A monument to the human soul – and an emperor’s love

The experienced, ever-slightly-so-jaded traveller might assume there’s no way the Taj Mahal can possibly live up to its reputation. Its domes and spires are so familiar, its renown as the world’s most beautiful building is so widespread, that the real sight must inevitably be a letdown, you might think.

Then you see it.

Love Captured in Marble

The world is thick with monuments to heroism, to war, to political ideals and religious belief. The Taj Mahal is a monument to love. When the Mughal Empress Mumtaz Mahal died in childbirth in 1631, her grief-stricken husband, the emperor Shah Jahan, commissioned a mausoleum complex in her honor.

Amid the gardens and pavilions stands the magnificent white marble mausoleum itself: the two-tiered arched base supporting the famous dome, framed by four minarets. Every exterior surface is covered in intricate decoration in the Muslim style. Floral and abstract elements are joined by Arabic calligraphy spelling out verses from the Qu’ran wishing peace to the soul of the departed Mumtaz Mahal.

The interior is, if anything, even more dazzling. Inlays of semi-precious gemstones form vines and fruits. Light plays across carved marble flowers in intricate patterns through cut-marble screens. Ornate Persian pishtaq archways soar as if to Heaven itself. The Shah’s love and grief are manifest in every detail. This raw emotion incarnate inspired perhaps the greatest modern Indian poet, Rabindranath Tagore, to call the Taj Mahal “a teardrop on the cheek of eternity.”

The Taj Mahal Experience

Keeping a few key tips in mind can help you keep the hassle of visiting the Taj to a minimum. The less you’re worried about crowds and weather, the more you can enjoy the sheer beauty of the world’s greatest architectural jewel.
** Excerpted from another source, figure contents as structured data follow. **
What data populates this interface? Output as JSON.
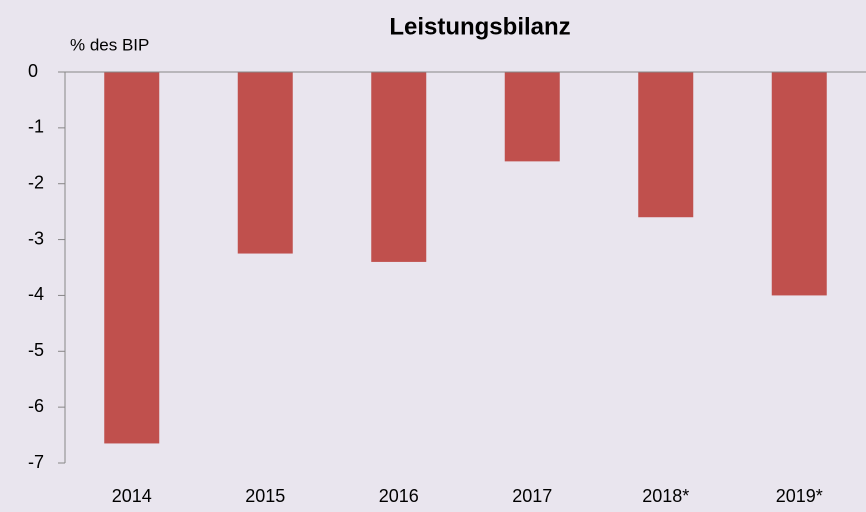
{
  "chart_data": {
    "type": "bar",
    "title": "Leistungsbilanz",
    "y_label": "% des BIP",
    "categories": [
      "2014",
      "2015",
      "2016",
      "2017",
      "2018*",
      "2019*"
    ],
    "values": [
      -6.65,
      -3.25,
      -3.4,
      -1.6,
      -2.6,
      -4.0
    ],
    "color": "#c0504d",
    "ylim": [
      -7,
      0
    ],
    "yticks": [
      0,
      -1,
      -2,
      -3,
      -4,
      -5,
      -6,
      -7
    ],
    "grid": false
  }
}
The best time to visit is around midday, Monday through Thursday, during the months of April or May. Weekends are more crowded, and the Taj is closed on Fridays. Summers can be brutally hot, while during winter, fog often clouds the view. And if you wait until, say, 10 or 11 AM to arrive, you’ll avoid the early-morning crush.

A knowledgeable guide can really help you get the most out of your visit. Ask at your hotel to recommend a good one. Don’t bring any food or drinks (you’ll be given a bottle of water with your ticket), your camera tripod, or any tobacco products or lighters.The Taj Mahal

Finally, for that once-in-a-lifetime view of the Taj at sunrise or sunset (and the photos to remember it by), head across the Yamuna river. You’ll have the view almost to yourself, and there’s no admission charge.

Centuries after its completion, familiar through millions of snapshots, the Taj Mahal retains every bit of its power to move, to awe, to inspire. Shah Jahan may have built it to honor his late wife, but the gift belongs to all humanity.